Environments are destructible and you can actually use them in your strategy, either by hiding behind a wall or throwing a chunk of rubble at your enemy, or even collapse part of the roof on them! All this plays out in real time, adding a nice visceral edge to the experience that just can’t be had with turn based play so common with other games using the CCG mechanic. With 300 skills to choose from, the depth of play here is staggering. There’s even a way to replay every mission you have passed in a practice area if you’d like to test out new strategies. Also, each mission lasts an average of about seven minutes, encapsulating the game into bite-size morsels, great for the casual gamer and diehard alike. I found myself squeezing in a match or two on my lunch break several times.

One final thing I must mention is that at no point during scenario mode did I have to consciously save the game unless I was changing my arsenal, it was all automatic. I have to admit, it was refreshing to just let the game do it for me, and at no point did I feel like it hampered gameplay.

No bones about it, this game was made to shine in multiplayer. My score for this section literally shot up ten points once I started playing real people on Live and in split-screen (system link is supported, too). Guaranteed to cause full-blown addiction among die-hard gamers, Phantom Dust takes full advantage of the Xbox Live experience, giving online players the opportunity to test their arsenals against living, breathing opponents. Content downloads have already been made available, including skills that are only awarded according to strict criteria met by online play, such as one that you can get only after winning 30 online matches. Here’s hoping we’ll see some new maps in the near future.

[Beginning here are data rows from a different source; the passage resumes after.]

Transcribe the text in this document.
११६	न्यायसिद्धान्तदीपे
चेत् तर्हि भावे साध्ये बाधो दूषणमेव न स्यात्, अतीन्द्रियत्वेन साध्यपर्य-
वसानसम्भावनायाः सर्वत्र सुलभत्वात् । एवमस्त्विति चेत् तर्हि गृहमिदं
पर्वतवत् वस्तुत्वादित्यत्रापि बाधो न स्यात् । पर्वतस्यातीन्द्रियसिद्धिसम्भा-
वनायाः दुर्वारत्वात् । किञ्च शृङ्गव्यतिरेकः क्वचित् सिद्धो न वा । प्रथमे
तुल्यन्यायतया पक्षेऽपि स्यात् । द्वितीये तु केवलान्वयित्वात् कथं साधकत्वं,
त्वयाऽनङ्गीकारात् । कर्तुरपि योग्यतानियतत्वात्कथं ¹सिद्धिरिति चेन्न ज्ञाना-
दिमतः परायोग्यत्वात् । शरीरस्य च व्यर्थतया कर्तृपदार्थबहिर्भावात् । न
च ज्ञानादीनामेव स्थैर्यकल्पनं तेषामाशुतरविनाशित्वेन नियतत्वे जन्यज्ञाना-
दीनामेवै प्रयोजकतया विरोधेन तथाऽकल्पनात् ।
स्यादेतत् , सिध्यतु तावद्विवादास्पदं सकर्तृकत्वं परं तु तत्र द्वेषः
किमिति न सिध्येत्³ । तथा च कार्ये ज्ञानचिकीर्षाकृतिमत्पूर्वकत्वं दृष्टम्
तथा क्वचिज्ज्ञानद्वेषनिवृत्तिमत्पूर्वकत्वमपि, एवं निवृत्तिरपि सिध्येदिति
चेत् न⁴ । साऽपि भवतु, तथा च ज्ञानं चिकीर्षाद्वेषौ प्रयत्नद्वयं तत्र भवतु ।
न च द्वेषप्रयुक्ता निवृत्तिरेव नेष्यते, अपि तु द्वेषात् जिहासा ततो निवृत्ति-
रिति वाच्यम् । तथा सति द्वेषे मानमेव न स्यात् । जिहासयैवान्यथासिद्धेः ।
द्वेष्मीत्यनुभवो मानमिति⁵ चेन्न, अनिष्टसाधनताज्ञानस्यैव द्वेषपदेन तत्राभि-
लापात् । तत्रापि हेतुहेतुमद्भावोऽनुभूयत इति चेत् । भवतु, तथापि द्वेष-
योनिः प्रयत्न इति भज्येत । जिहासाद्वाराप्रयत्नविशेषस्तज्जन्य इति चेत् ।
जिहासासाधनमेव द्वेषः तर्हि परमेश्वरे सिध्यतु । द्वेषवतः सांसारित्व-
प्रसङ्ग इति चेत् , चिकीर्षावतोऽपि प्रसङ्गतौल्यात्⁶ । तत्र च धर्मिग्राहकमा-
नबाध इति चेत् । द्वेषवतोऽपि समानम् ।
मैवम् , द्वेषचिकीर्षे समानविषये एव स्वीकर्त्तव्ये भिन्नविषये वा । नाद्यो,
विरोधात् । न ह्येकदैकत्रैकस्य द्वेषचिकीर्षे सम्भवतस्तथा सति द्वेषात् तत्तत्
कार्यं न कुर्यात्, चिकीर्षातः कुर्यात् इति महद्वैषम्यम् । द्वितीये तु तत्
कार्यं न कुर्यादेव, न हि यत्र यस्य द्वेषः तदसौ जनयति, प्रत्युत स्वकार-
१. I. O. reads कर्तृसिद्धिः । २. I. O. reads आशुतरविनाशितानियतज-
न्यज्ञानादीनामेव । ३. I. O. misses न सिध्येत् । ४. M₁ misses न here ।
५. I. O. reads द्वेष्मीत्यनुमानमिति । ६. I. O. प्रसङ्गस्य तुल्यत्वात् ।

With no story to bog it down, the multiplayer experience allows you to conduct your business through a series of menus rather than making your way though the underground base, a nicely stripped down process that lets you get to the meat of the game that much quicker. Needless to say, the game’s AI can’t compare to the variety of strategies employed by real people, and as more people start playing and more content becomes available, I just expect the game to get better and better.

Of course, there’s also that fact that there are over 300 skills to collect, lending an obvious ‘gotta catch ’em all’ to the mix. The amount of arsenals that you can create and manage is a whopping 30, allowing for a strategy for every occasion and opponent.